Children Catch Our Calm
Part of the challenge in this shutdown is that parenting is only one of many things we are managing. It’s hard to juggle working from home or applying for unemployment, and keeping up with kids.
Perhaps there has not been a cultural moment where the instruction to “put the oxygen mask on our face first” is more appropriate. What we do to maintain our stability is crucial, be that exercise or prayer or calling a friend. As Coulson says, “Our children catch our calm.” And “calm” is not easily had as this pandemic stretches on.

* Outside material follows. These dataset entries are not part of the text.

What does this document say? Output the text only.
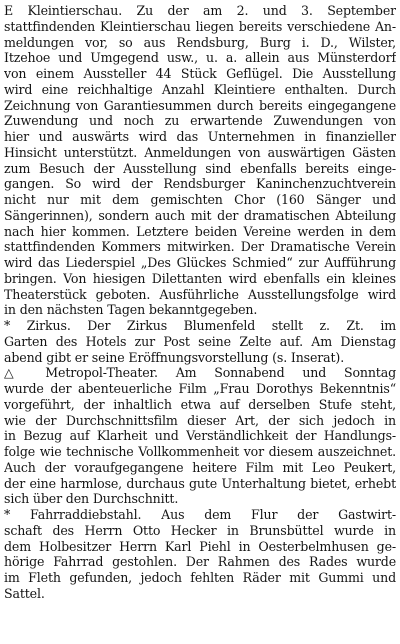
E Kleintierschau. Zu der am 2. und 3. September
stattfindenden Kleintierschau liegen bereits verschiedene An-
meldungen vor, so aus Rendsburg, Burg i. D., Wilster,
Itzehoe und Umgegend usw., u. a. allein aus Münsterdorf
von einem Aussteller 44 Stück Geflügel. Die Ausstellung
wird eine reichhaltige Anzahl Kleintiere enthalten. Durch
Zeichnung von Garantiesummen durch bereits eingegangene
Zuwendung und noch zu erwartende Zuwendungen von
hier und auswärts wird das Unternehmen in finanzieller
Hinsicht unterstützt. Anmeldungen von auswärtigen Gästen
zum Besuch der Ausstellung sind ebenfalls bereits einge-
gangen. So wird der Rendsburger Kaninchenzuchtverein
nicht nur mit dem gemischten Chor (160 Sänger und
Sängerinnen), sondern auch mit der dramatischen Abteilung
nach hier kommen. Letztere beiden Vereine werden in dem
stattfindenden Kommers mitwirken. Der Dramatische Verein
wird das Liederspiel „Des Glückes Schmied“ zur Aufführung
bringen. Von hiesigen Dilettanten wird ebenfalls ein kleines
Theaterstück geboten. Ausführliche Ausstellungsfolge wird
in den nächsten Tagen bekanntgegeben.
* Zirkus. Der Zirkus Blumenfeld stellt z. Zt. im
Garten des Hotels zur Post seine Zelte auf. Am Dienstag
abend gibt er seine Eröffnungsvorstellung (s. Inserat).
△ Metropol-Theater. Am Sonnabend und Sonntag
wurde der abenteuerliche Film „Frau Dorothys Bekenntnis“
vorgeführt, der inhaltlich etwa auf derselben Stufe steht,
wie der Durchschnittsfilm dieser Art, der sich jedoch in
in Bezug auf Klarheit und Verständlichkeit der Handlungs-
folge wie technische Vollkommenheit vor diesem auszeichnet.
Auch der voraufgegangene heitere Film mit Leo Peukert,
der eine harmlose, durchaus gute Unterhaltung bietet, erhebt
sich über den Durchschnitt.
* Fahrraddiebstahl. Aus dem Flur der Gastwirt-
schaft des Herrn Otto Hecker in Brunsbüttel wurde in
dem Holbesitzer Herrn Karl Piehl in Oesterbelmhusen ge-
hörige Fahrrad gestohlen. Der Rahmen des Rades wurde
im Fleth gefunden, jedoch fehlten Räder mit Gummi und
Sattel.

I talked with a mother who was concerned because she gets locked in a battle of the wills with her second grader over his schoolwork. The harder she tries to get him to get it done, the more he resists.
Such common moments are only amplified in the stress of being isolated together. This mother slowly realized how worried she was over her husband’s potential job loss. An encounter with one of our children can easily become the stage where we play out our own angst.
Children pick up the emotional temperature around them. They sense our anxiety and react with their own. We have to slow things down enough to stay in touch with our guts, to offer ourselves the hope and reassurance our children need to hear. Then we stand a fighting chance of backing off an impossible moment with a child and coming back later in a different way.
Look for the Good Amid the Evil
If there is anything truly good to come for American families from this cultural moment, it’s the chance to reorient priorities and to make time for each other. This virus has utterly disrupted life as we’ve known it. But for many families the best thing the virus disrupted is an insane pace of life. We are being helped to find a new normal.
As one father said recently, “This has been a calmer, more relaxed time with my kids. I almost feel guilty for enjoying the break from the external demands.” Like many families, a thriving economy had allowed his children competition soccer clubs and trips overseas, a flurry of activity that left everyone tired and on edge. He and his wife fought too much. He felt anxious and depressed.
“If you want to see your anxiety and conflict lessen, you’ll have to slow your pace of life down,” I told him. I suggested, only half in jest, that he might consider taking his family to Africa for a year to volunteer in an orphanage together. He called this week to say that the virus had accomplished the feat of slowing down, without going to Africa. He was fishing a couple of times a week with this son and loving it.
Perhaps we will emerge from being stuck at home way longer than we thought with a new ability to appreciate each other. One comfort is that children forget the meltdown moments when you wanted to lock yourself in the bathroom. They won’t be permanently scarred by what a pandemic forced them to give up, as painful as that has been. The misery will slowly fade into the background.
What registers in the long run and what your children will remember is that, however imperfectly, you weathered this crisis together.